Citing the lack of WiFi and parking, which meant hiring buses to move visitors to and from parking at the Bromley Ski Area, the board member said that the lack of volunteers was not the only reason for closing down. “If it was just volunteers, we would have managed.”

The board member also said that the fair is obliged to pay “up front” for so much including the buses.

The closing came as a surprise and disappointment to many, especially considering that last September’s event was substantially larger than previous years with more vendors and seemingly larger crowds. Asked if it was perhaps too large, the board member said no and that reducing the number of vendors would not reduce the expenses.

“It holds near and dear to many,” the board member said, adding, “but the Peru Fair has dissolved before and come back before.”

“Of all the comments (on the end of the Fair), vendors have been the most understanding,” the board member said.

Pigs would roast all night on the open fire in time to carve up and serve during the Peru Fair. Accompanying the slow-cooked pork were beans, apple sauce, cole slaw and bread. And Proceeds benefit the Peru Fire Department. Telegraph photo from 2013.

And while the 2025 fair was a success, the board had “concerns about not being able to continue to deliver the Fair in a sustainable, safe, and successful way are real” according to its email to vendors.

Among that group of fair vendors is Andover potter Susan Leader, who began selling her pottery there more than 40 years ago. Leader says that when she thinks about Peru Fair, “I have warm feelings. Who else gives you love, money and community?” (You can read Susan’s 2020 column about the fair by clicking here.)

For a number of years, Leader’s husband musician John Specker,  opened the fair by playing his fiddle at the front of the morning  parade that officially opened the fair.
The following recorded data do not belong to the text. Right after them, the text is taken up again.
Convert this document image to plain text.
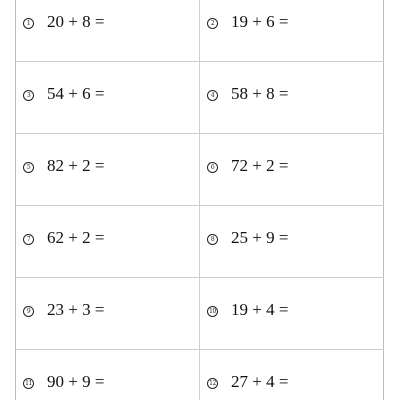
1 20 + 8 =	2 19 + 6 =
3 54 + 6 =	4 58 + 8 =
5 82 + 2 =	6 72 + 2 =
7 62 + 2 =	8 25 + 9 =
9 23 + 3 =	10 19 + 4 =
11 90 + 9 =	12 27 + 4 =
That tradition had been carried on my their daughter Ida Mae.

“We have gone as a family,” recalls Leader. “John played there as a street musician in our 30s. It’s been a whole life, its been this wonderful local fair where we made lifelong friends. When we first started, it was in late September and (our) kids would come with kids of other local vendors (for) these long glorious days of community and friendship. We lived in a one room cabin and were trying to figure out if we could turn this pottery into a lifelong business.
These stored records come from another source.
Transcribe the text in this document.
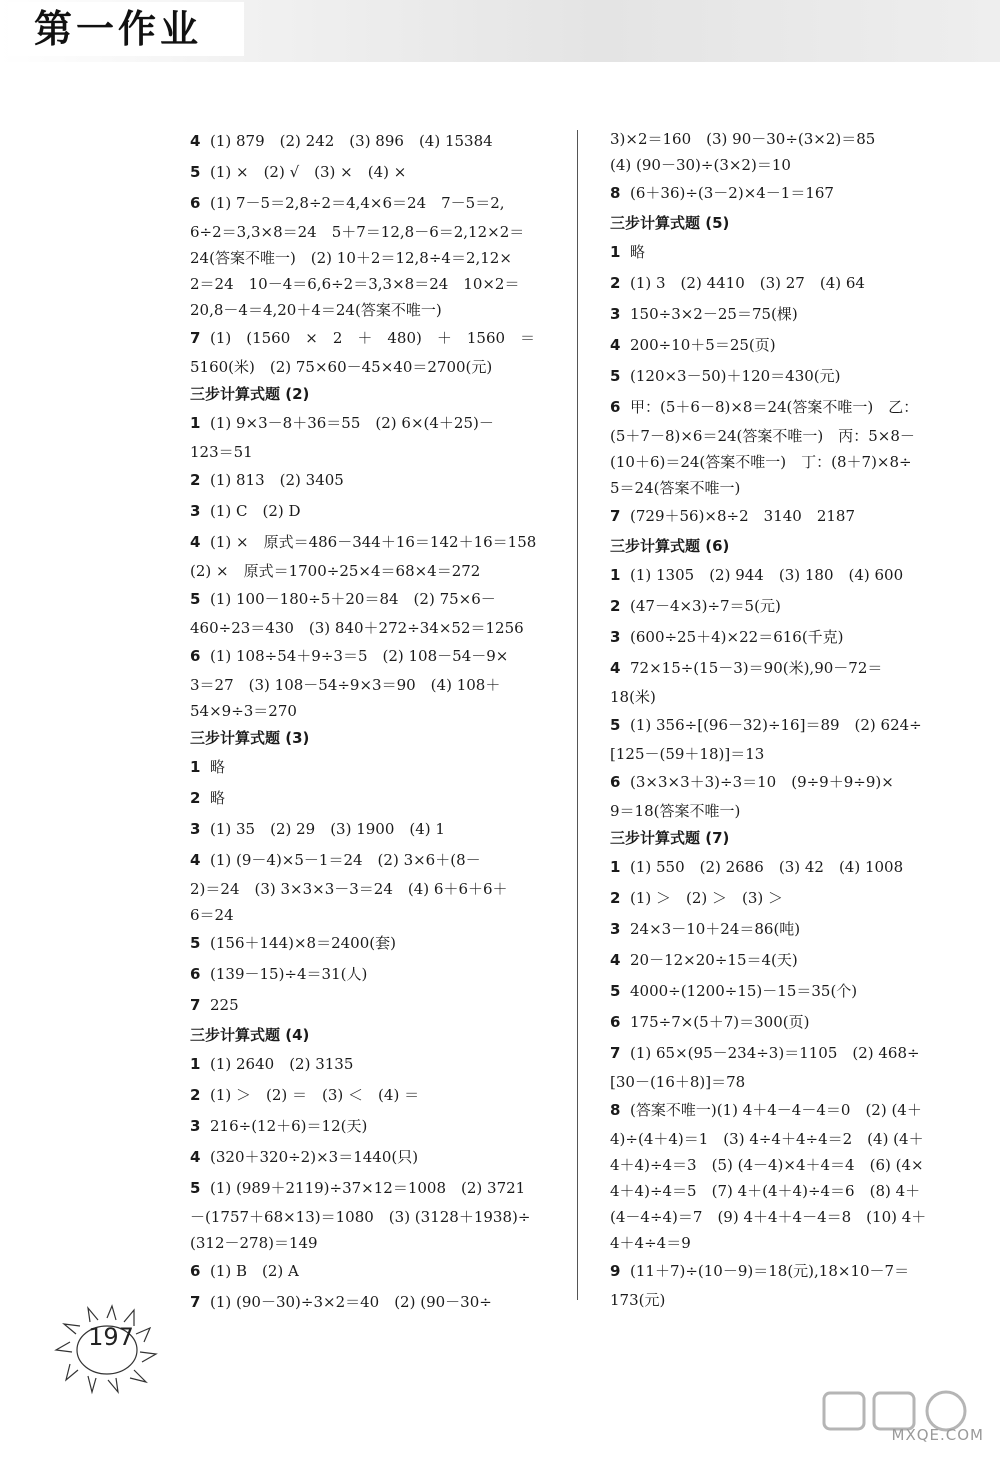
第一作业
4 (1) 879　(2) 242　(3) 896　(4) 15384
5 (1) ×　(2) √　(3) ×　(4) ×
6 (1) 7－5＝2,8÷2＝4,4×6＝24　7－5＝2,
6÷2＝3,3×8＝24　5＋7＝12,8－6＝2,12×2＝
24(答案不唯一)　(2) 10＋2＝12,8÷4＝2,12×
2＝24　10－4＝6,6÷2＝3,3×8＝24　10×2＝
20,8－4＝4,20＋4＝24(答案不唯一)
7 (1)　(1560　×　2　＋　480)　＋　1560　＝
5160(米)　(2) 75×60－45×40＝2700(元)
三步计算式题 (2)
1 (1) 9×3－8＋36＝55　(2) 6×(4＋25)－
123＝51
2 (1) 813　(2) 3405
3 (1) C　(2) D
4 (1) ×　原式＝486－344＋16＝142＋16＝158
(2) ×　原式＝1700÷25×4＝68×4＝272
5 (1) 100－180÷5＋20＝84　(2) 75×6－
460÷23＝430　(3) 840＋272÷34×52＝1256
6 (1) 108÷54＋9÷3＝5　(2) 108－54－9×
3＝27　(3) 108－54÷9×3＝90　(4) 108＋
54×9÷3＝270
三步计算式题 (3)
1 略
2 略
3 (1) 35　(2) 29　(3) 1900　(4) 1
4 (1) (9－4)×5－1＝24　(2) 3×6＋(8－
2)＝24　(3) 3×3×3－3＝24　(4) 6＋6＋6＋
6＝24
5 (156＋144)×8＝2400(套)
6 (139－15)÷4＝31(人)
7 225
三步计算式题 (4)
1 (1) 2640　(2) 3135
2 (1) ＞　(2) ＝　(3) ＜　(4) ＝
3 216÷(12＋6)＝12(天)
4 (320＋320÷2)×3＝1440(只)
5 (1) (989＋2119)÷37×12＝1008　(2) 3721
－(1757＋68×13)＝1080　(3) (3128＋1938)÷
(312－278)＝149
6 (1) B　(2) A
7 (1) (90－30)÷3×2＝40　(2) (90－30÷
3)×2＝160　(3) 90－30÷(3×2)＝85
(4) (90－30)÷(3×2)＝10
8 (6＋36)÷(3－2)×4－1＝167
三步计算式题 (5)
1 略
2 (1) 3　(2) 4410　(3) 27　(4) 64
3 150÷3×2－25＝75(棵)
4 200÷10＋5＝25(页)
5 (120×3－50)＋120＝430(元)
6 甲：(5＋6－8)×8＝24(答案不唯一)　乙：
(5＋7－8)×6＝24(答案不唯一)　丙：5×8－
(10＋6)＝24(答案不唯一)　丁：(8＋7)×8÷
5＝24(答案不唯一)
7 (729＋56)×8÷2　3140　2187
三步计算式题 (6)
1 (1) 1305　(2) 944　(3) 180　(4) 600
2 (47－4×3)÷7＝5(元)
3 (600÷25＋4)×22＝616(千克)
4 72×15÷(15－3)＝90(米),90－72＝
18(米)
5 (1) 356÷[(96－32)÷16]＝89　(2) 624÷
[125－(59＋18)]＝13
6 (3×3×3＋3)÷3＝10　(9÷9＋9÷9)×
9＝18(答案不唯一)
三步计算式题 (7)
1 (1) 550　(2) 2686　(3) 42　(4) 1008
2 (1) ＞　(2) ＞　(3) ＞
3 24×3－10＋24＝86(吨)
4 20－12×20÷15＝4(天)
5 4000÷(1200÷15)－15＝35(个)
6 175÷7×(5＋7)＝300(页)
7 (1) 65×(95－234÷3)＝1105　(2) 468÷
[30－(16＋8)]＝78
8 (答案不唯一)(1) 4＋4－4－4＝0　(2) (4＋
4)÷(4＋4)＝1　(3) 4÷4＋4÷4＝2　(4) (4＋
4＋4)÷4＝3　(5) (4－4)×4＋4＝4　(6) (4×
4＋4)÷4＝5　(7) 4＋(4＋4)÷4＝6　(8) 4＋
(4－4÷4)＝7　(9) 4＋4＋4－4＝8　(10) 4＋
4＋4÷4＝9
9 (11＋7)÷(10－9)＝18(元),18×10－7＝
173(元)
197
MXQE.COM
A shopper picks out pieces from Susan Leader’s pottery booth in 2015.Telegraph Publishing photo.

“The Peru Fair actually made me feel like I could earn a living in pottery in Vermont. When I think of the Peru Fair I think of my life,” says Leader. “I might not think about it much till next September but it will be an empty space in my heart that I never expect to fill.”

Cynthia Prairie and Shawn Cunningham, under the banner of Fight Scurvy, Drink Lemonade, have been vending at the Peru Fair for at least 12 years. They too will greatly miss the Peru Fair.